Earlier this week, the shopworkers’ union Usdaw revealed that 65% of over 700 reps surveyed said their stores were either quiet or empty during extra Sunday trading hours. Just 5% said they were busier than on a normal Sunday.
The survey also revealed that retailers struggled to find volunteers to cover the extra hours needed, with 56% of reps saying staff were put under pressure to work extra hours.
The experience of shopworkers has also been backed up by retailers such as Lakeland, who just yesterday slammed longer Sunday opening hours for the Olympic and Paralympic Games, saying they only “increased costs for no benefit”.
Typical comments from Usdaw reps on how busy their stores were included:
- “Waste of time being open extra hours as very quiet (almost empty) before 9.30am and after 2.30pm.”
- “The store was virtually empty. Customer service, clothing and electrical, pharmacy, opticians and direct desk were all closed. The move was a total failure.”
- “The additional hours of 4.00 to 8.00pm in our store were quiet most of the time, bordering on empty on occasions. “
- “Workplace was quiet after 4.00pm.

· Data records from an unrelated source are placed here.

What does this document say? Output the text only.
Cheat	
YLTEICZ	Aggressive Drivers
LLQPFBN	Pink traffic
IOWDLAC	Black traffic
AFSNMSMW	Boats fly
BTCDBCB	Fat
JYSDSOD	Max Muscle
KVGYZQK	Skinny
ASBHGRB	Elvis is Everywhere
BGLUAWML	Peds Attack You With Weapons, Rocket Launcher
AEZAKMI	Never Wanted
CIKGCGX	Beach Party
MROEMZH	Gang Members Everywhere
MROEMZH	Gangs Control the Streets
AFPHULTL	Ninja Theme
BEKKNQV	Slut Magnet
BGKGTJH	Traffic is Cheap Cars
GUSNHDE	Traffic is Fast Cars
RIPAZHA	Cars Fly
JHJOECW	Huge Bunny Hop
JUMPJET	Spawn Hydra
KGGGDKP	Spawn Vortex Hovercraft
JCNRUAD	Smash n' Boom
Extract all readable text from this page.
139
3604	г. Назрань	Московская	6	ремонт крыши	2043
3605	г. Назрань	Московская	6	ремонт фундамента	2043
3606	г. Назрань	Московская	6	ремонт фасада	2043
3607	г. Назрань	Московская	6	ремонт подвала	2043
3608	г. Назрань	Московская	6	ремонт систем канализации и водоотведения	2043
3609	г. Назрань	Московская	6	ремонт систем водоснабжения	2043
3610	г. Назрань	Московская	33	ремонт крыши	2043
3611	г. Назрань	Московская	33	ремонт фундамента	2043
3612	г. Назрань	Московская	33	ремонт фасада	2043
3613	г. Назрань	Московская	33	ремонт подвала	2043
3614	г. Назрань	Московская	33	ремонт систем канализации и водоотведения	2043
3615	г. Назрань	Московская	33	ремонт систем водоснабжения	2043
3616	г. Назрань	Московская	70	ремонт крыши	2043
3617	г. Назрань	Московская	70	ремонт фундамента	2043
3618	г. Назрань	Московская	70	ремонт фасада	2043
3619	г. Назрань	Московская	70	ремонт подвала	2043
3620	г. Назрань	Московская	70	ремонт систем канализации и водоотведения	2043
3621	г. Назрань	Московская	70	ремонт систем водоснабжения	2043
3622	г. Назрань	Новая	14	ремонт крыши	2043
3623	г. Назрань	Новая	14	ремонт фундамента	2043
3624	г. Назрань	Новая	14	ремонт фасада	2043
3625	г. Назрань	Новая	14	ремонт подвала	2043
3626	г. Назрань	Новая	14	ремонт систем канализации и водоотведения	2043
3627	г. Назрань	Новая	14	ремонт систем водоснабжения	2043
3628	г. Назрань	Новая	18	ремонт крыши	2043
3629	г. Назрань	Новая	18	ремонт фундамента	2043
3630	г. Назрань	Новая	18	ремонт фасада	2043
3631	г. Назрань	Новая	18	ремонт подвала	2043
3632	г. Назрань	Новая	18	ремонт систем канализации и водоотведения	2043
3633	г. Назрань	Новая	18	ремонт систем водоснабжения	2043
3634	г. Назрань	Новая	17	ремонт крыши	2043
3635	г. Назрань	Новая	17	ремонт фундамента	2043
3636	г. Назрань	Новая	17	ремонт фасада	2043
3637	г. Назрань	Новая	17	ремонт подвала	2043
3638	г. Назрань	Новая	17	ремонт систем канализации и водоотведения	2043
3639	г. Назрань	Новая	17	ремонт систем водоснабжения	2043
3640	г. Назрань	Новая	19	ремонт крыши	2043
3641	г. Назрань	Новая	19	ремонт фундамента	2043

Paid more on lighting and staff than went through till.”
- “Took same amount as usual – no extra benefit to takings at all – took normal amount just over longer period.”
- “I know personally we took no extra income from opening extra hours and people were forced to change their usual work patterns to accommodate.”
John Hannett, Usdaw General Secretary said:
“Our survey, together with today’s ONS figures and those from retailers such as Lakeland, show that the government’s decision to suspend Sunday trading laws for the Olympic and Paralympic Games was a mistake – both socially and economically.
“As we warned at the time, opening stores for longer doesn’t increase consumer spending but it does increase retailers’ costs, putting even further pressure on margins at precisely the wrong time.
“Meanwhile, stores were kept open by thousands of shopworkers who would have much preferred to have spent their valuable Sundays with family and friends and, like the rest of the country, cheering on their Olympic and Paralympic heroes.”